Al deze ontwikkelingen zorgen voor nieuwe opgaven en kansen in de woningmarkt. Op korte termijn blijft de huidige opgave in stand: reguliere grondgebonden eengezinswoningen (vrijstaand, tweekappers en rijenwoningen). Na verloop van tijd zal de opgave van reguliere grondgebonden woningen dalen. In de periode na 2020 (2025) is te verwachten dat steeds minder extra grondgebonden woningen nodig zijn. De groeiende doelgroep senioren die steeds vaker kiest voor een nultredenwoning laat voldoende grondgebonden woningen achter voor jongeren.
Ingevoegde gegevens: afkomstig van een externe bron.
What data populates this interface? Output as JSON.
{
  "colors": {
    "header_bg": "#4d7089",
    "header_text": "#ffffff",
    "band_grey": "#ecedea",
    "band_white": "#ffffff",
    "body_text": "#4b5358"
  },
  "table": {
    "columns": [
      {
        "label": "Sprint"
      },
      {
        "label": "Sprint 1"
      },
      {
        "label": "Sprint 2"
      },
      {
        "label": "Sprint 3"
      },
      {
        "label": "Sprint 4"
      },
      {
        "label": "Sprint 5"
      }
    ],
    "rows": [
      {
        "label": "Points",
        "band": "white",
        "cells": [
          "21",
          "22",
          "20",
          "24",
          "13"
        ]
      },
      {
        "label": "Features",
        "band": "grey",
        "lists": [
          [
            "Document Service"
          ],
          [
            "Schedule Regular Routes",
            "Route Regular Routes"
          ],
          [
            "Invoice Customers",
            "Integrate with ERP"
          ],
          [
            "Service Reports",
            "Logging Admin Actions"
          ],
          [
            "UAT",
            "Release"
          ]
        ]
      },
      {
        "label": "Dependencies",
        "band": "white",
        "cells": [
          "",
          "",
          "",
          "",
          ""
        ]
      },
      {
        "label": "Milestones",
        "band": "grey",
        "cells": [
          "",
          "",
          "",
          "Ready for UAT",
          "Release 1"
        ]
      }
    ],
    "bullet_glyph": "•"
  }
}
Voornamelijk op de locaties nabij het centrum van de kernen.

De vergrijzingsgolf zien we ook terug in de opgave naar eigendom. De groeiende doelgroep senioren geeft naar verwachting steeds vaker de voorkeur aan een onderhoudsvrije woning en kiest er daarom steeds vaker voor om de (grondgebonden) koopwoning te verkopen en te verhuizen naar een huurwoning. Huren in de vrijesector wordt vanwege vrijgekomen kapitaal ook een mogelijkheid. Er moeten dus meer huurwoningen worden gebouwd en nog steeds koopwoningen, zij het in afnemende mate. De hoofdopgave voor alle kernen is om binnen de bebouwde kom (buiten kernwinkelgebieden) locaties te herontwikkelen tot woningbouwgebieden.

Regeling Stimulering Binnenstedelijke Herontwikkelingen Dinkelland en Tubbergen

Inbreiding is een ingewikkeld proces dat tijd vraagt en financiële armslag vergt omdat er vaak sprake is van bestaand vastgoed, minder courante plangebieden en/of betrokkenheid van verschillende eigenaren. Omdat deze financiële armslag niet altijd aanwezig is, zijn er locaties in meerdere kernen in de gemeente waarvan gebruik en uitstraling van de grond en gebouwen niet meer aansluit bij het wenselijke gebruik als aantrekkelijk woongebied. Er zijn locaties met (bijvoorbeeld) leegstaande winkels, scholen en bibliotheken/gymzalen, die normaal gesproken niet meer als zodanig zullen worden gebruikt. Op andere locaties bevindt zich bijvoorbeeld een bedrijfje dat transportbewegingen door woongebieden aantrekt. Ook zijn er plekken, leeg of met een (verouderd) gebouw, die afbreuk doen aan het straatbeeld. Herontwikkeling van zulke plekken is wenselijk maar komt vaak niet vanzelf tot stand. Aan plannen en wensen ontbreekt het niet, maar soms moet er geld bij voordat een locatie herontwikkeld kan worden.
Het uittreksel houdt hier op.